Blood samples from living laboratory animals may be collected using following methods:
- Blood collection not requiring anesthesia:
  - Saphenous vein (rat, mice, guinea pig)
  - Dorsal pedal vein (rat, mice)
- Blood collection requiring anesthesia (local/general anesthesia):
  - Tail vein (rat, mice)
  - Tail snip (mice)
  - Orbital sinus (rat, mice)
  - Jugular vein (rat, mice)
  - Temporary cannula (rat, mice)
  - Blood vessel cannulation (guinea pig, ferret)
  - Tarsal vein (guinea pig)
  - Marginal ear vein or artery (rabbit)
- Terminal procedure:
  - Cardiac puncture (rat, mice, guinea pig, rabbit, ferret)
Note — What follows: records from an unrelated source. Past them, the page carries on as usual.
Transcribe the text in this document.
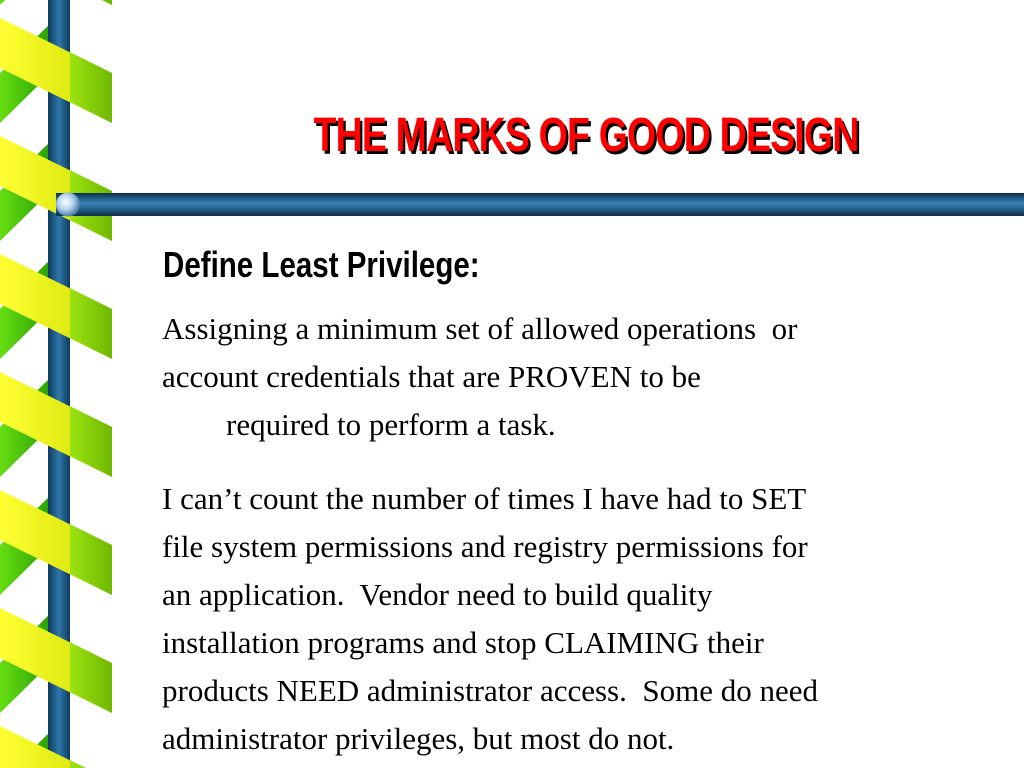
THE MARKS OF GOOD DESIGN
Define Least Privilege:
Assigning a minimum set of allowed operations  or
account credentials that are PROVEN to be
required to perform a task.
I can’t count the number of times I have had to SET
file system permissions and registry permissions for
an application.  Vendor need to build quality
installation programs and stop CLAIMING their
products NEED administrator access.  Some do need
administrator privileges, but most do not.
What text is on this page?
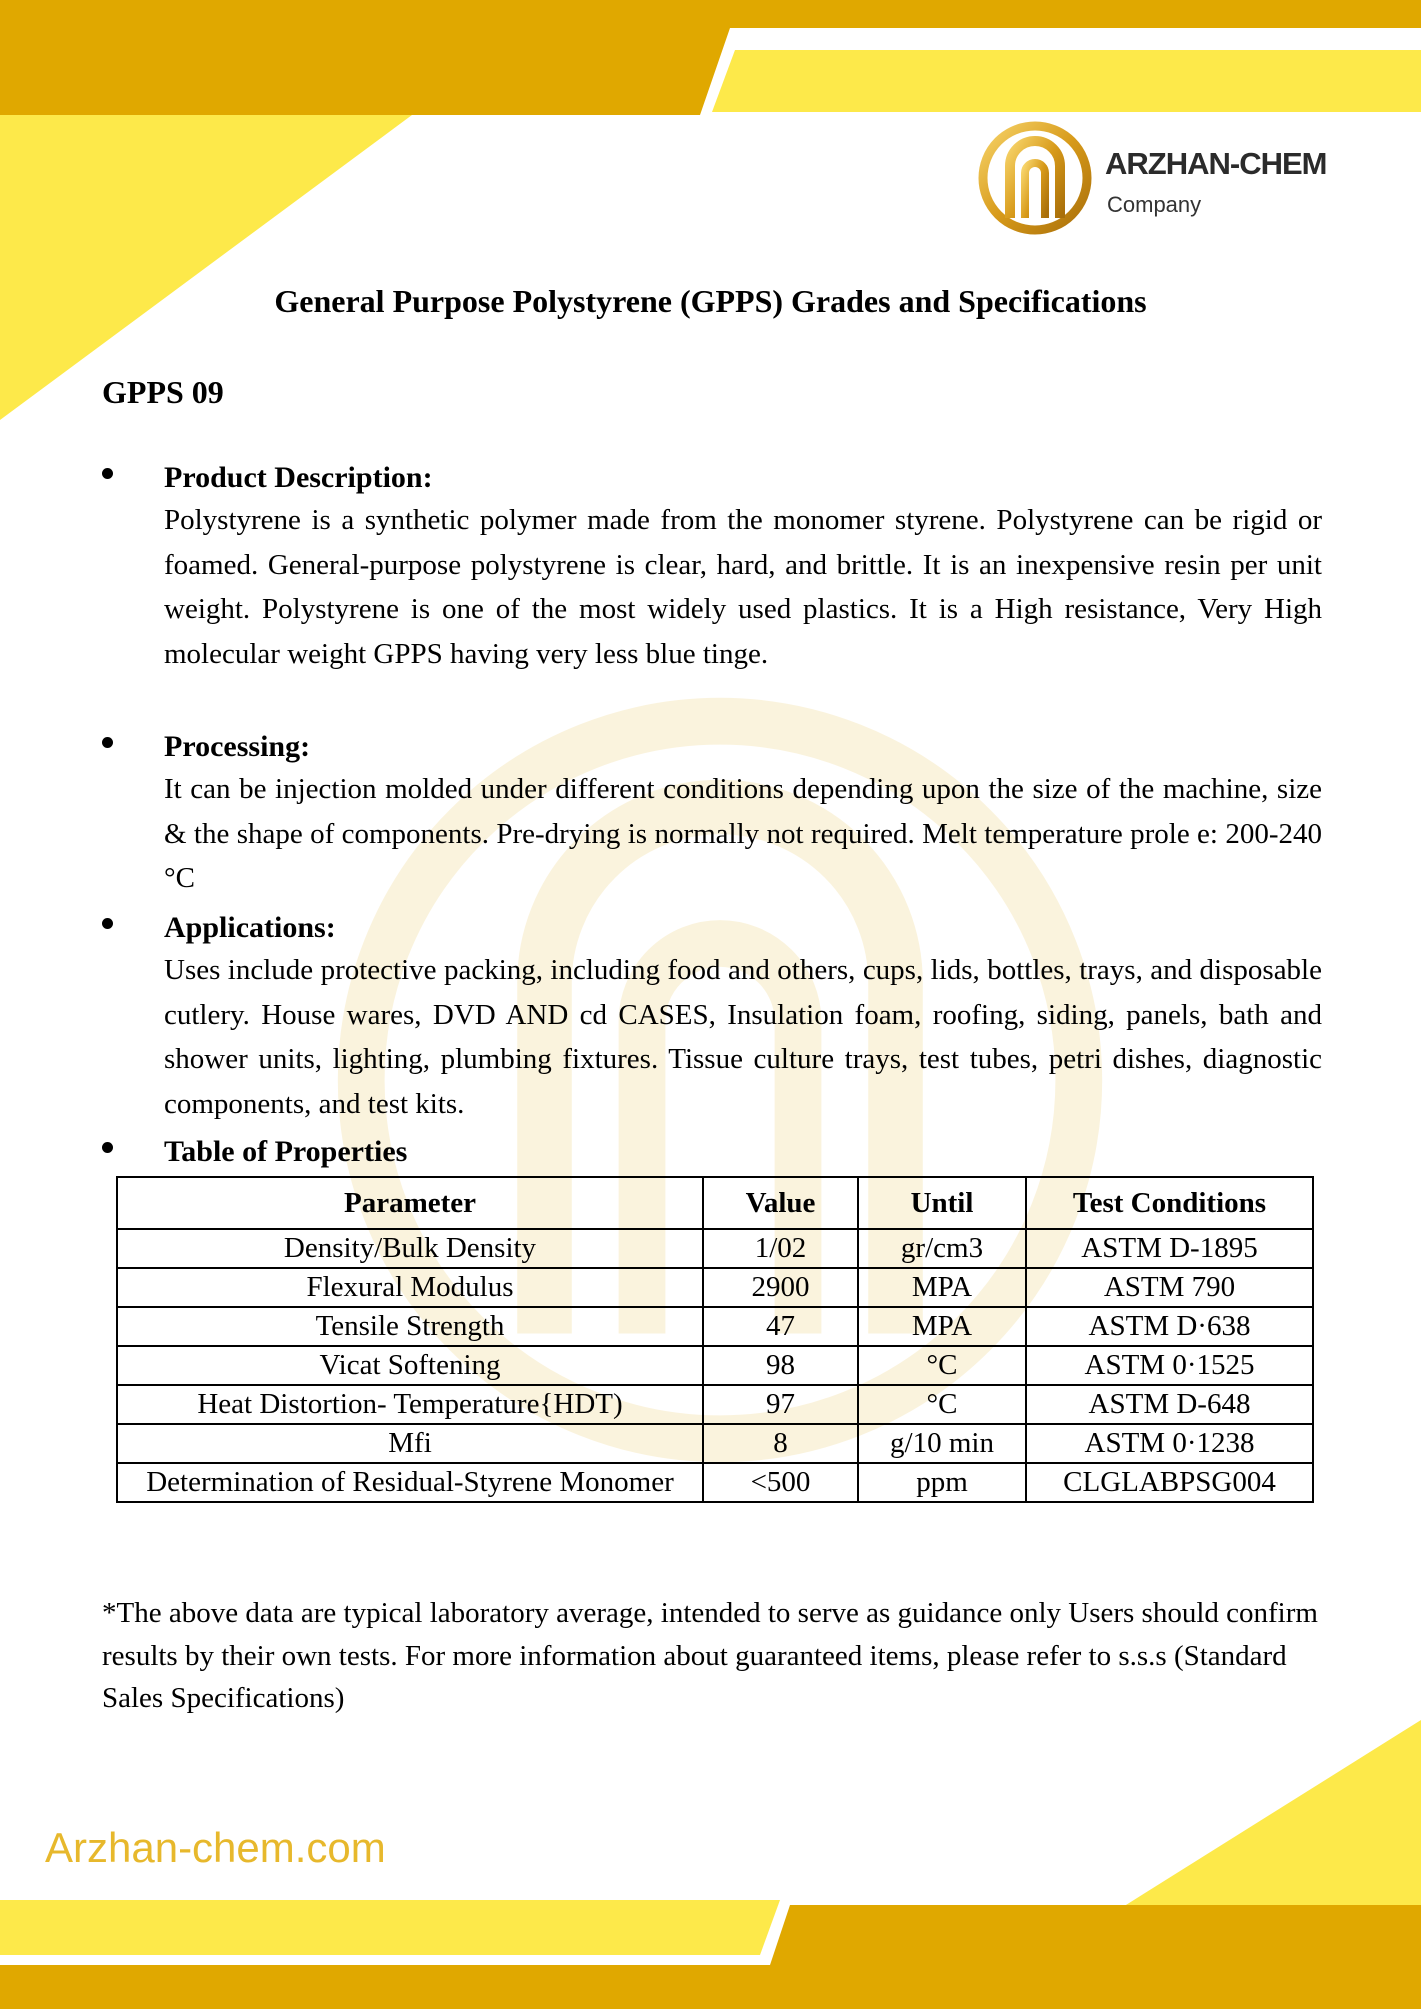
ARZHAN-CHEM
Company
General Purpose Polystyrene (GPPS) Grades and Specifications
GPPS 09
Product Description:
Polystyrene is a synthetic polymer made from the monomer styrene. Polystyrene can be rigid or foamed. General-purpose polystyrene is clear, hard, and brittle. It is an inexpensive resin per unit weight. Polystyrene is one of the most widely used plastics. It is a High resistance, Very High molecular weight GPPS having very less blue tinge.
Processing:
It can be injection molded under different conditions depending upon the size of the machine, size & the shape of components. Pre-drying is normally not required. Melt temperature prole e: 200-240 °C
Applications:
Uses include protective packing, including food and others, cups, lids, bottles, trays, and disposable cutlery. House wares, DVD AND cd CASES, Insulation foam, roofing, siding, panels, bath and shower units, lighting, plumbing fixtures. Tissue culture trays, test tubes, petri dishes, diagnostic components, and test kits.
Table of Properties
Parameter	Value	Until	Test Conditions
Density/Bulk Density	1/02	gr/cm3	ASTM D-1895
Flexural Modulus	2900	MPA	ASTM 790
Tensile Strength	47	MPA	ASTM D·638
Vicat Softening	98	°C	ASTM 0·1525
Heat Distortion- Temperature{HDT)	97	°C	ASTM D-648
Mfi	8	g/10 min	ASTM 0·1238
Determination of Residual-Styrene Monomer	<500	ppm	CLGLABPSG004
*The above data are typical laboratory average, intended to serve as guidance only Users should confirm results by their own tests. For more information about guaranteed items, please refer to s.s.s (Standard Sales Specifications)
Arzhan-chem.com
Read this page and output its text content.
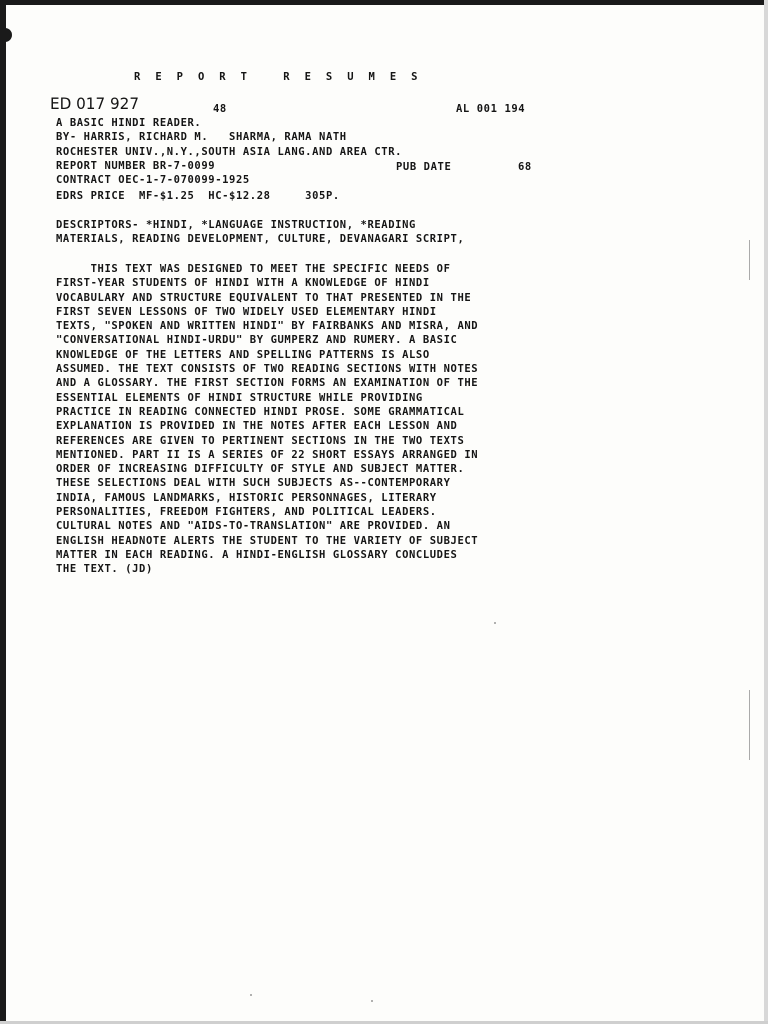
REPORT RESUMES
ED 017 927	48	AL 001 194
A BASIC HINDI READER.
BY- HARRIS, RICHARD M.   SHARMA, RAMA NATH
ROCHESTER UNIV.,N.Y.,SOUTH ASIA LANG.AND AREA CTR.
REPORT NUMBER BR-7-0099
CONTRACT OEC-1-7-070099-1925
PUB DATE	68
EDRS PRICE  MF-$1.25  HC-$12.28     305P.
DESCRIPTORS- *HINDI, *LANGUAGE INSTRUCTION, *READING
MATERIALS, READING DEVELOPMENT, CULTURE, DEVANAGARI SCRIPT,
THIS TEXT WAS DESIGNED TO MEET THE SPECIFIC NEEDS OF
FIRST-YEAR STUDENTS OF HINDI WITH A KNOWLEDGE OF HINDI
VOCABULARY AND STRUCTURE EQUIVALENT TO THAT PRESENTED IN THE
FIRST SEVEN LESSONS OF TWO WIDELY USED ELEMENTARY HINDI
TEXTS, "SPOKEN AND WRITTEN HINDI" BY FAIRBANKS AND MISRA, AND
"CONVERSATIONAL HINDI-URDU" BY GUMPERZ AND RUMERY. A BASIC
KNOWLEDGE OF THE LETTERS AND SPELLING PATTERNS IS ALSO
ASSUMED. THE TEXT CONSISTS OF TWO READING SECTIONS WITH NOTES
AND A GLOSSARY. THE FIRST SECTION FORMS AN EXAMINATION OF THE
ESSENTIAL ELEMENTS OF HINDI STRUCTURE WHILE PROVIDING
PRACTICE IN READING CONNECTED HINDI PROSE. SOME GRAMMATICAL
EXPLANATION IS PROVIDED IN THE NOTES AFTER EACH LESSON AND
REFERENCES ARE GIVEN TO PERTINENT SECTIONS IN THE TWO TEXTS
MENTIONED. PART II IS A SERIES OF 22 SHORT ESSAYS ARRANGED IN
ORDER OF INCREASING DIFFICULTY OF STYLE AND SUBJECT MATTER.
THESE SELECTIONS DEAL WITH SUCH SUBJECTS AS--CONTEMPORARY
INDIA, FAMOUS LANDMARKS, HISTORIC PERSONNAGES, LITERARY
PERSONALITIES, FREEDOM FIGHTERS, AND POLITICAL LEADERS.
CULTURAL NOTES AND "AIDS-TO-TRANSLATION" ARE PROVIDED. AN
ENGLISH HEADNOTE ALERTS THE STUDENT TO THE VARIETY OF SUBJECT
MATTER IN EACH READING. A HINDI-ENGLISH GLOSSARY CONCLUDES
THE TEXT. (JD)
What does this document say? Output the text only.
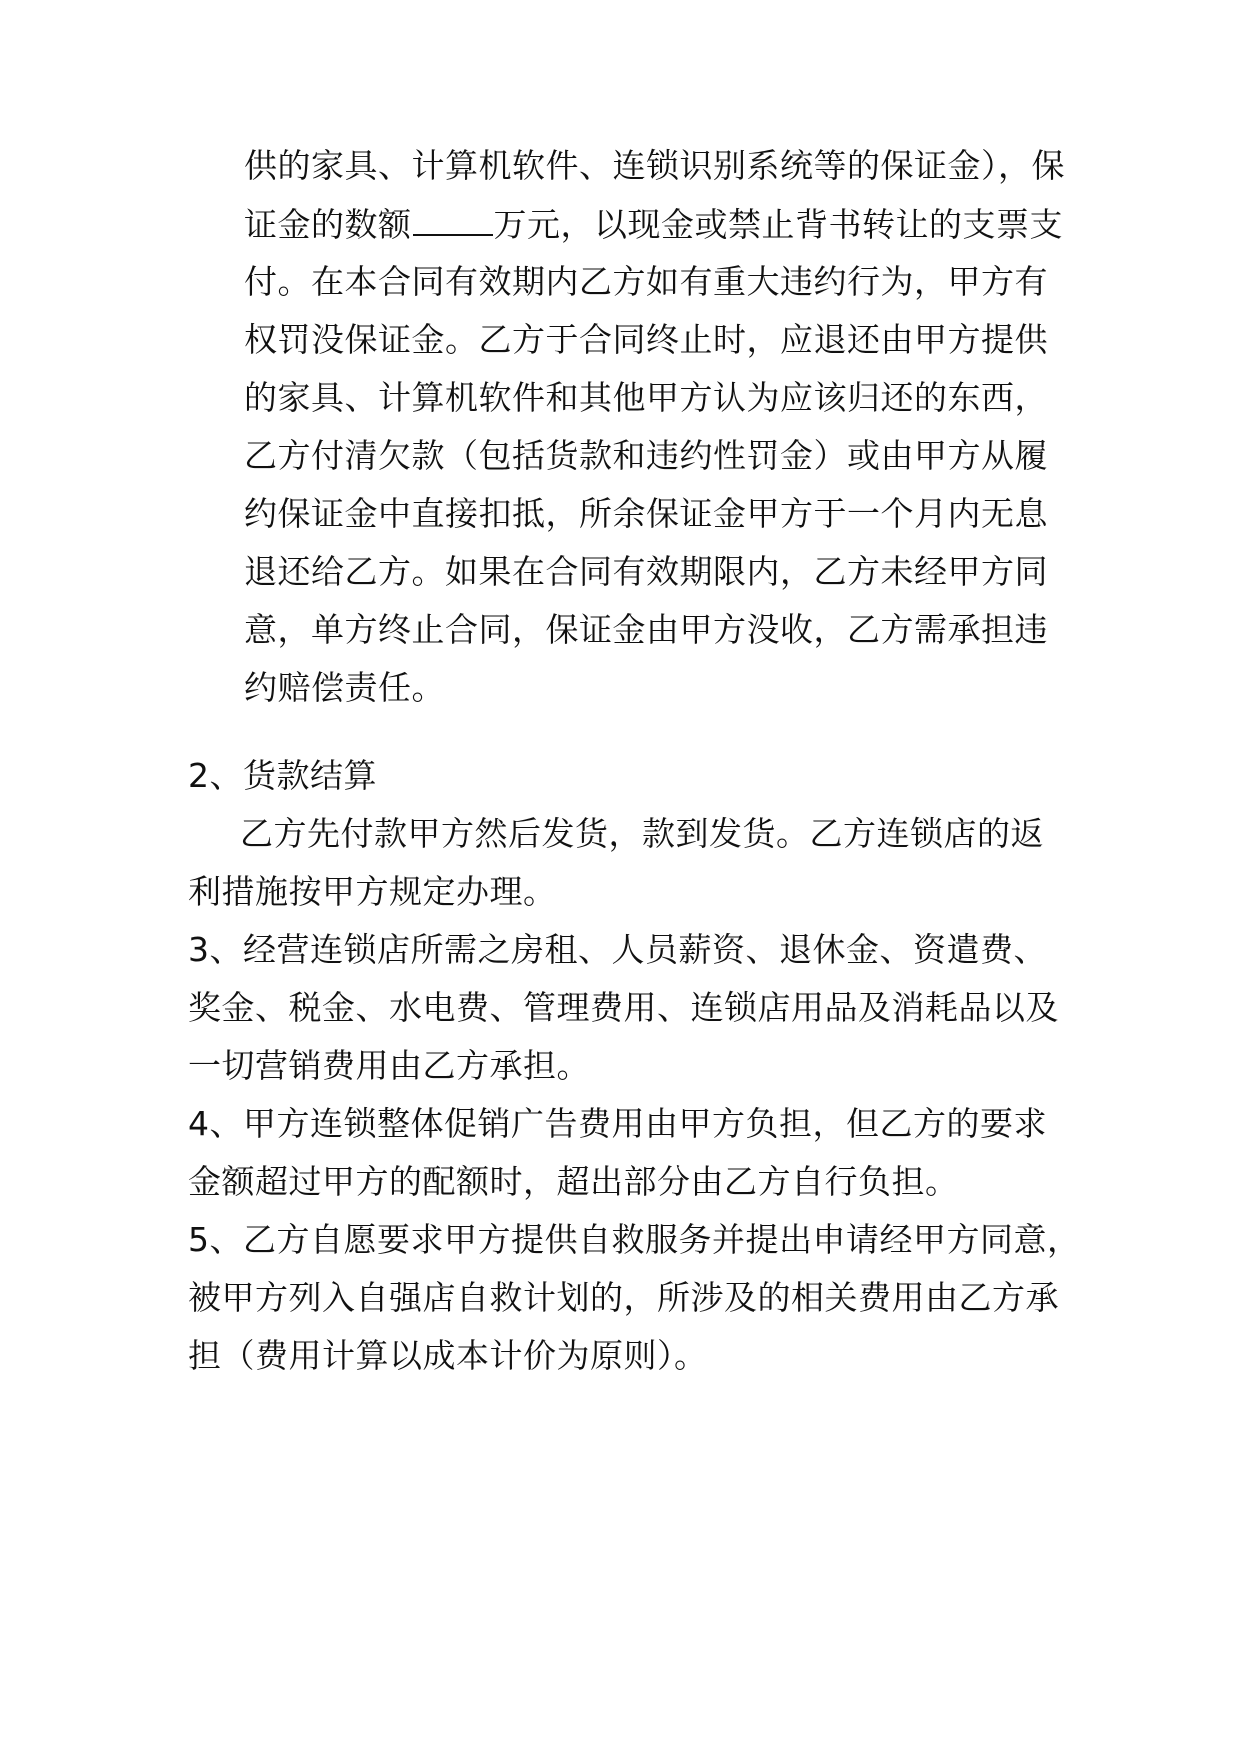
供的家具、计算机软件、连锁识别系统等的保证金），保
证金的数额 万元，以现金或禁止背书转让的支票支
付。在本合同有效期内乙方如有重大违约行为，甲方有
权罚没保证金。乙方于合同终止时，应退还由甲方提供
的家具、计算机软件和其他甲方认为应该归还的东西，
乙方付清欠款（包括货款和违约性罚金）或由甲方从履
约保证金中直接扣抵，所余保证金甲方于一个月内无息
退还给乙方。如果在合同有效期限内，乙方未经甲方同
意，单方终止合同，保证金由甲方没收，乙方需承担违
约赔偿责任。
2、货款结算
乙方先付款甲方然后发货，款到发货。乙方连锁店的返
利措施按甲方规定办理。
3、经营连锁店所需之房租、人员薪资、退休金、资遣费、
奖金、税金、水电费、管理费用、连锁店用品及消耗品以及
一切营销费用由乙方承担。
4、甲方连锁整体促销广告费用由甲方负担，但乙方的要求
金额超过甲方的配额时，超出部分由乙方自行负担。
5、乙方自愿要求甲方提供自救服务并提出申请经甲方同意，
被甲方列入自强店自救计划的，所涉及的相关费用由乙方承
担（费用计算以成本计价为原则）。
  - Orbital sinus (rat, mice)
  - Posterior vena cava (rat, mice)

The volume of the blood sample collection is very important in experimental animals. All nonterminal blood collection without replacement of fluids is limited up to 10% of total circulating blood volume in healthy, normal, adult animals on a single occasion and collection may be repeated after three to four weeks. In case repeated blood samples are required at short intervals, a maximum of 0.6 ml/kg/day or 1.0% of an animal's total blood volume can be removed every 24 hours. The estimated blood volume in adult animals is 55 to 70 ml/kg body weight. Care should be taken for older and obese animals. If blood collection volume exceeds more than 10% of total blood volume, fluid replacement may be required. Lactated Ringer's solution (LRS) is recommended as the best fluid replacement by National Institutes of Health (NIH). If the volume of blood collection exceeds more than 30% of the total circulatory blood volume, adequate care should be taken so that the animal does not develop hypovolemia.